Limited network depending on the plan: In 2022, nine states and the District of Columbia offered either one or two insurance providers. As such, you may have to choose between a cheaper plan with a limited network over a more expensive plan with a bigger network.

What Is Short-Term Health Insurance? 

Short-term health insurance is a type of insurance plan that provides temporary medical insurance during “in-between” stages, like if you’ve been laid off from your job and lost your coverage but don’t yet qualify for a new workplace health insurance plan. Short-term plans provide coverage for less than 12 months, but may be renewed for a duration no longer than 36 months in total. These are different from health insurance marketplace plans, which have certain standards and minimum requirements that must be met to be on the exchange, like maternity care and preexisting condition coverage. Short-term health insurance plans are not required to meet federal health insurance standards.

Pros

Immediate coverage: You can secure health insurance quickly and often don’t see a gap between your old insurance and short-term coverage.Cancel whenever: If you find a new plan elsewhere, such as through a new job, you can cancel your insurance anytime without facing a penalty.

Cons

Potentially high cost: Since short-term health insurance isn’t required to meet the same minimum requirements of the ACA, you could pay full out-of-pocket costs for some services that would otherwise be free.Lack of services: Short-term health insurance doesn’t have the same stringent standards that ACA plans do, which means you’re not getting full health care coverage, whether you immediately need it or not.Approval based on health: If you have preexisting conditions, you may not be approved for coverage. Many short-term plans request a questionnaire to be completed when applying, and your health could mean you get denied.Not available in every state: As of 2020, 12 states have effectively banned short-term plans, and 13 states and the District of Columbia have limited them to three months without renewal.

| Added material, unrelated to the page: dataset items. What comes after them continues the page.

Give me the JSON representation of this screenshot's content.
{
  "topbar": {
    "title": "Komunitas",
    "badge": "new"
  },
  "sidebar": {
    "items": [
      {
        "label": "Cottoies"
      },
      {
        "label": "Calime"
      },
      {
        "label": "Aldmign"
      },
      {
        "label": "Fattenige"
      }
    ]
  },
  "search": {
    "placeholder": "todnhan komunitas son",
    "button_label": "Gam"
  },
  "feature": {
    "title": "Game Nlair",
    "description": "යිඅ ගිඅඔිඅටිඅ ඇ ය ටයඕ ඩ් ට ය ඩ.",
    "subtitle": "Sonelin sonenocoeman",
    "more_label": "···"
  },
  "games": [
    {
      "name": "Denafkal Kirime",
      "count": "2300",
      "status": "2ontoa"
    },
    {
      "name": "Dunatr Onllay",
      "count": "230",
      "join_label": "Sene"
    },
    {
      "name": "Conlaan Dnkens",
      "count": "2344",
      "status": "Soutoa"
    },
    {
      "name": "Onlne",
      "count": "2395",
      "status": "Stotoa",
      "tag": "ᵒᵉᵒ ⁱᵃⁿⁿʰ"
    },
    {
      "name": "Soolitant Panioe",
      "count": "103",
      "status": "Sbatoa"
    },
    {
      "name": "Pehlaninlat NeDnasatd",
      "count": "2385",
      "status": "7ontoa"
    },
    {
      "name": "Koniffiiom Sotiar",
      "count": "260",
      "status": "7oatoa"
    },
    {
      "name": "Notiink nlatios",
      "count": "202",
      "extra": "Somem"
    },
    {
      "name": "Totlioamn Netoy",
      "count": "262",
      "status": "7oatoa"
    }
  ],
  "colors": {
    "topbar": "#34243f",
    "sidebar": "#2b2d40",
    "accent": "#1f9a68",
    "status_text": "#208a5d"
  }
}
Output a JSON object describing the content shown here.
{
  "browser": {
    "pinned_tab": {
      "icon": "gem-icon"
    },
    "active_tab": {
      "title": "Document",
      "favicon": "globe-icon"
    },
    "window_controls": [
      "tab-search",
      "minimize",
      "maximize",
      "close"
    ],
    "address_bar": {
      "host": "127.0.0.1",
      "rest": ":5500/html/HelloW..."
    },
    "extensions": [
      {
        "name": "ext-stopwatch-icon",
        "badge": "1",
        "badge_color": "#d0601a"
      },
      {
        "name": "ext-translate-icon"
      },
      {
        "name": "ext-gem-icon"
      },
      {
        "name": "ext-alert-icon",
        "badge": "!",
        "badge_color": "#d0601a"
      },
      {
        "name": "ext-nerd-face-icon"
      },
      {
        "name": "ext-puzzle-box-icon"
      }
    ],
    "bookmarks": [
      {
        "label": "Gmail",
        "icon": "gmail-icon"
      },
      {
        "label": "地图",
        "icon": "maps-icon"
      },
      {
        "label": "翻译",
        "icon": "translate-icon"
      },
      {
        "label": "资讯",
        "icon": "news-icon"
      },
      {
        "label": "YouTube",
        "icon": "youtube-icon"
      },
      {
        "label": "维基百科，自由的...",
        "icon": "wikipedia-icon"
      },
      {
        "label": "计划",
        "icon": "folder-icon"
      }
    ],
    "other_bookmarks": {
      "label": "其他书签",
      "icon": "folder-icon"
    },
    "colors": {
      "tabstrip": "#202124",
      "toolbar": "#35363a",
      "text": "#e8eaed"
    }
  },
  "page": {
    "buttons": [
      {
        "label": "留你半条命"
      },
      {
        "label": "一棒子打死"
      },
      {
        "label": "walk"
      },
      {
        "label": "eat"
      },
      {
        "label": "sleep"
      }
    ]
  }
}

How To Choose Between COBRA, ACA, and Short-Term Insurance

Going through a layoff is hard enough, but you’ll need to go through your health insurance options to pick the best one for you right now.  For most people, ACA plans are usually the right fit during special enrollment periods. They have extensive coverage and can serve as a relatively comprehensive stopgap until you get a new plan through your new employer. But you may have certain circumstances that require different plans.

You Like (and Can Afford) Your Current Plan: COBRA

If you lost your job but have a solid severance package or are otherwise well-off, consider keeping your old plan until your COBRA coverage ends or you find a new job that offers health insurance. While you’re on the hook for the cost your employer used to pay, it might be worth it to keep what you have as long as you can.

You Have Preexisting Conditions: COBRA or ACA

If you have chronic health issues, you may want to keep your current plan under COBRA as long as you can until you find a long-term option. If you have preexisting conditions, including pregnancy, an ACA plan might be a better option.

You Missed the ACA Special Enrollment Period: ACA the Following Month or Short-Term Insurance

In prior years, missing the special enrollment window could prove to be extremely challenging as you would then have to find a stopgap measure till you qualified for insurance elsewhere. If you don’t qualify for the SEP and have exhausted all your other options, you may consider short-term health insurance until you qualify for a traditional health insurance plan somewhere else.